1. Students will discuss what they know about global warming. 2. The teacher will set up a yeast and temperature demonstration. 3. Students will design an experiment to test the effects of different temperatures on a species of zooplankton. 4. Students will graph their results and discuss the implications as a class. 5. Students will observe the effects of different temperatures on the respiration of yeast.

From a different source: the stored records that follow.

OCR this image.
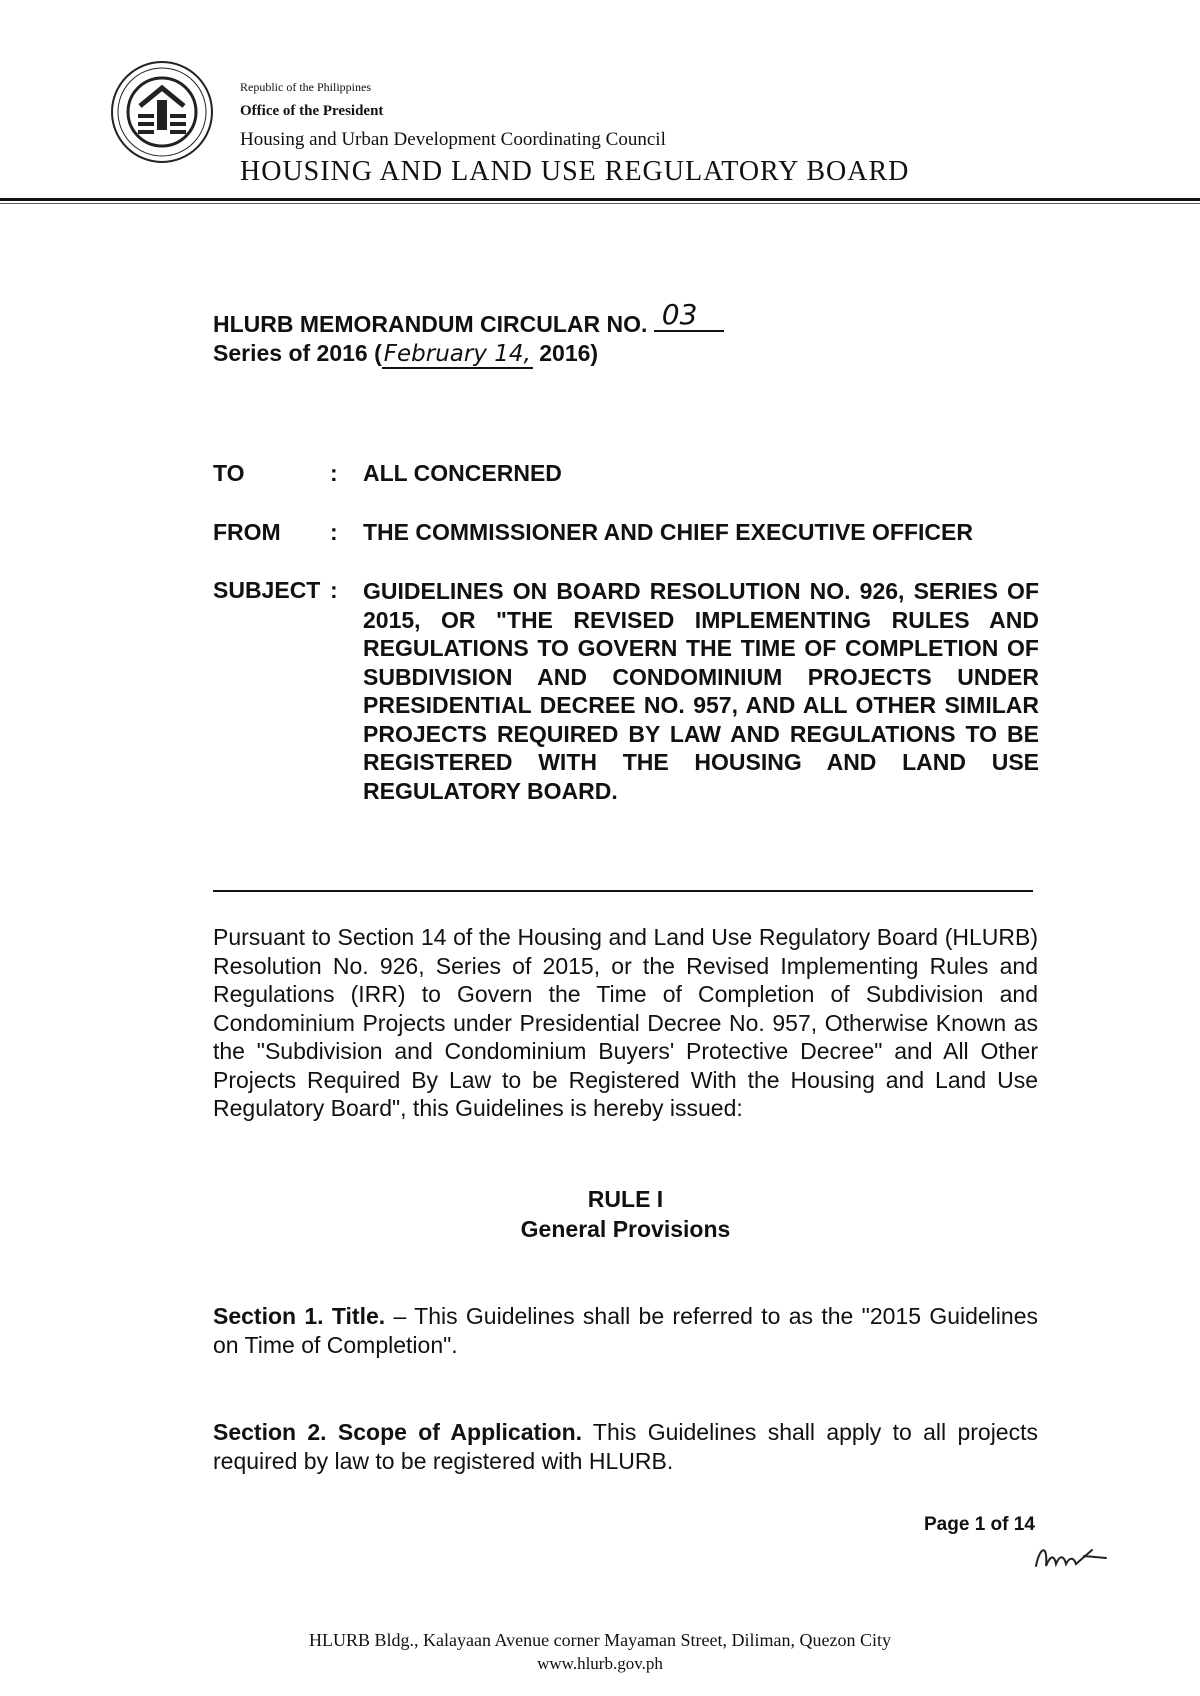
Republic of the Philippines
Office of the President
Housing and Urban Development Coordinating Council
HOUSING AND LAND USE REGULATORY BOARD
HLURB MEMORANDUM CIRCULAR NO. 03
Series of 2016 (February 14, 2016)
TO	: ALL CONCERNED
FROM	: THE COMMISSIONER AND CHIEF EXECUTIVE OFFICER
SUBJECT : GUIDELINES ON BOARD RESOLUTION NO. 926, SERIES OF 2015, OR "THE REVISED IMPLEMENTING RULES AND REGULATIONS TO GOVERN THE TIME OF COMPLETION OF SUBDIVISION AND CONDOMINIUM PROJECTS UNDER PRESIDENTIAL DECREE NO. 957, AND ALL OTHER SIMILAR PROJECTS REQUIRED BY LAW AND REGULATIONS TO BE REGISTERED WITH THE HOUSING AND LAND USE REGULATORY BOARD.
Pursuant to Section 14 of the Housing and Land Use Regulatory Board (HLURB) Resolution No. 926, Series of 2015, or the Revised Implementing Rules and Regulations (IRR) to Govern the Time of Completion of Subdivision and Condominium Projects under Presidential Decree No. 957, Otherwise Known as the "Subdivision and Condominium Buyers' Protective Decree" and All Other Projects Required By Law to be Registered With the Housing and Land Use Regulatory Board", this Guidelines is hereby issued:
RULE I
General Provisions
Section 1. Title. – This Guidelines shall be referred to as the "2015 Guidelines on Time of Completion".
Section 2. Scope of Application. This Guidelines shall apply to all projects required by law to be registered with HLURB.
Page 1 of 14
HLURB Bldg., Kalayaan Avenue corner Mayaman Street, Diliman, Quezon City
www.hlurb.gov.ph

Day 2: Effects of Temperature on Organisms
Students will know how temperature affects an aquatic organism, and be able to graph results of an experiment looking at this change.
As a class:
- six plastic soda bottles
- six containers to hold the bottles
- six balloons, each filled with 1 teaspoon of yeast and 2 teaspoons of sugar
- hot plate or other means of obtaining hot waterthermometers
For each group:
- Daphnia magna live specimens (each group should have access to 4-5 organisms)
- hot plate
- microscope and depression slides
Engage: Ask students what they know about global warming, and answer questions as appropriate. Brainstorm ways in which global warming might affect different species, including people. Ask students to think about the impacts of increased temperature on an aquatic species. As a class, you will set up the yeast and temperature demonstration. To do this, fill each plastic water bottle about a third of the way with warm tap water. Place each water bottle in an appropriate water bath: it is recommended to do three temperatures (room temperature, ice water, and hot water) and a replicate of each. Then, take each of the six filled balloons and secure them over the top of the bottle. Invert the balloon and swirl it with the water inside of the bottle so that the yeast and sugar mix well. Allow the bottles to stand in their water baths for the rest of the period, examining them every 5-10 minutes and observing the change in size of the balloons. The balloons will fill with carbon dioxide from the respiration of the yeast.
Explore: Students will receive the materials above and will design an experiment to determine the effects of temperature on the heart rate of an aquatic organism (Daphnia magna). They should test at least two different temperatures and a control. Students should ask you for approval of their experimental procedure before conducting the experiment. Some students may increase the temperature above that which the Daphnia can survive (about 40 C); decide ahead of time with your students if they are comfortable with this possibility.
Explain: Temperature affects the metabolism of Daphnia since they are cold-blooded; consequently their body temperature will be the same as the temperature of the water they are floating in. The chemical reactions that occur in the cells of Daphnia are dependent on certain enzymes, or proteins, to help the reactions proceed. As you increase the temperature of the water, the metabolism of the Daphnia increases as well, because chemical reactions occur faster at higher temperatures. This means that the heart rate will speed up in order to provide oxygen to the cells as the metabolism increases. However, at 40 degrees Celsius, the enzymes break down, and the chemical reactions can no longer occur, so metabolism stops and the Daphnia dies. In its natural environment, Daphnia does not ever experience temperatures of 40 degrees, so this is unlikely to occur. However, they do experience changes in temperature in their natural environment, and their metabolism does increase or decrease as the temperature changes.
Temperature affects other organisms as well, and although you can measure stress on a larger animal, it would be unethical to test extreme temperatures. Discuss with students what might happen to other animals in a warmer ecosystem, beyond the effects on heart rate. What might happen to phytoplankton or zooplankton populations? Ask students to think about how growth rate increases with temperature, and whether there is an upper limit to what both plants and animals can tolerate. What about the animals that depend on these species? This lesson leads well into Lesson #3, “Long-term temperature changes in the Hudson River”.
Extend: Students could also test the effects of temperatures on a plant, such as lettuce seeds, and measure the root hair growth of those that have germinated.
Evaluate: Students should create a graph of their results and discuss it with the class.